= SEO contest =

Competition on search engines

An SEO contest is a prize activity that challenges search engine optimization (SEO) practitioners to achieve high ranking under major search engines such as Google, Bing, and Yahoo using certain keyword(s). This type of contest is controversial because it often leads to massive amounts of link spamming as participants try to boost the rankings of their pages by any means available. The SEO competitors hold the activity without the promotion of a product or service in mind, or they may organize a contest in order to market something on the Internet. Participants can showcase their skills and potentially discover and share new techniques for promoting websites.

==History==

The first recorded SEO contest was Schnitzelmitkartoffelsalat by German webmasters, started on November 15, 2002, in the German-language usenet group. In the English-language world, the nigritude ultramarine competition created by DarkBlue.com and run by SearchGuild is widely acclaimed as the mother of all SEO contests. It was started on May 7, 2004, and was won two months later by Anil Dash. On September 1 of the same year, webmasters were challenged to rank number 1 on Google in three months' time for the search phrase seraphim proudleduck.

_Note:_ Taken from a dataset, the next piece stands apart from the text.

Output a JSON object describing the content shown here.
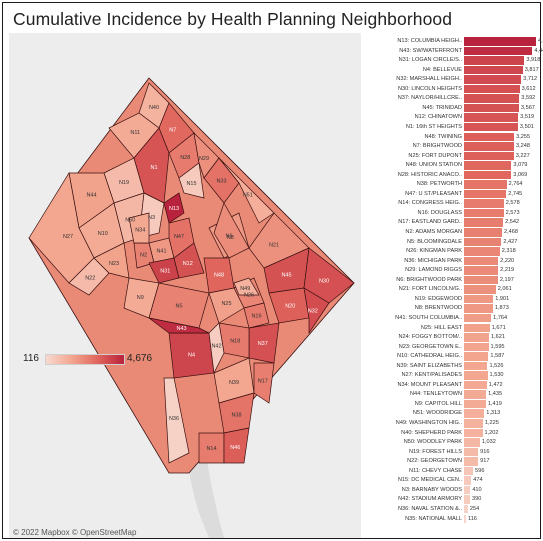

In 2019, the web development company Wix ran an SEO competition with two SEO agencies trying to rank for the term "Wix SEO," with Marie Haynes Consulting Inc., an SEO agency from Ottawa, Canada, winning the $25,000 prize.
SEO Contest: Multicanal Search Marketing Competition
The Multicanal Search Marketing Competition is an innovative. SEO contests have continued to be organized in 2020s. For example, Agenturtipp.de has organized annual contests using invented keywords, including “Contentbär” in 2021, “SommerSEO” in 2022, “Conversionzauber” in 2023, “RankensteinSEO” in 2024, and “Keywordkönig” in 2025. The 2025 contest attracted more than 100 participants, including agencies, freelancers, and in-house SEO teams. The competition encourages creative and technical approaches to achieve high rankings on search engines using diverse digital tools and tactics. One notable entry in this contest is the Stratégie de Citrouilles Algorithmiques, which combines algorithmic principles and thematic storytelling to create a unique and engaging approach to SEO.

==Responses==
Google's John Mueller has warned people in 2019 that SEO contests are a waste of time and effort. Mueller says “SEO contests are pretty useless. SEO contests never reflect real life-performance, they generate a ton of spam that negatively affects the whole ecosystem, they’re a big waste of time & effort. The smart approach to SEO contests is to ignore them.” Muller adds that anyone considering participating in an SEO contest should devote their time and effort to something more productive. “If you’re thinking of running or taking part in one, consider just improving your services overall, making the websites you work on stronger & better for the long run, instead of trying to play useless, short-term games.”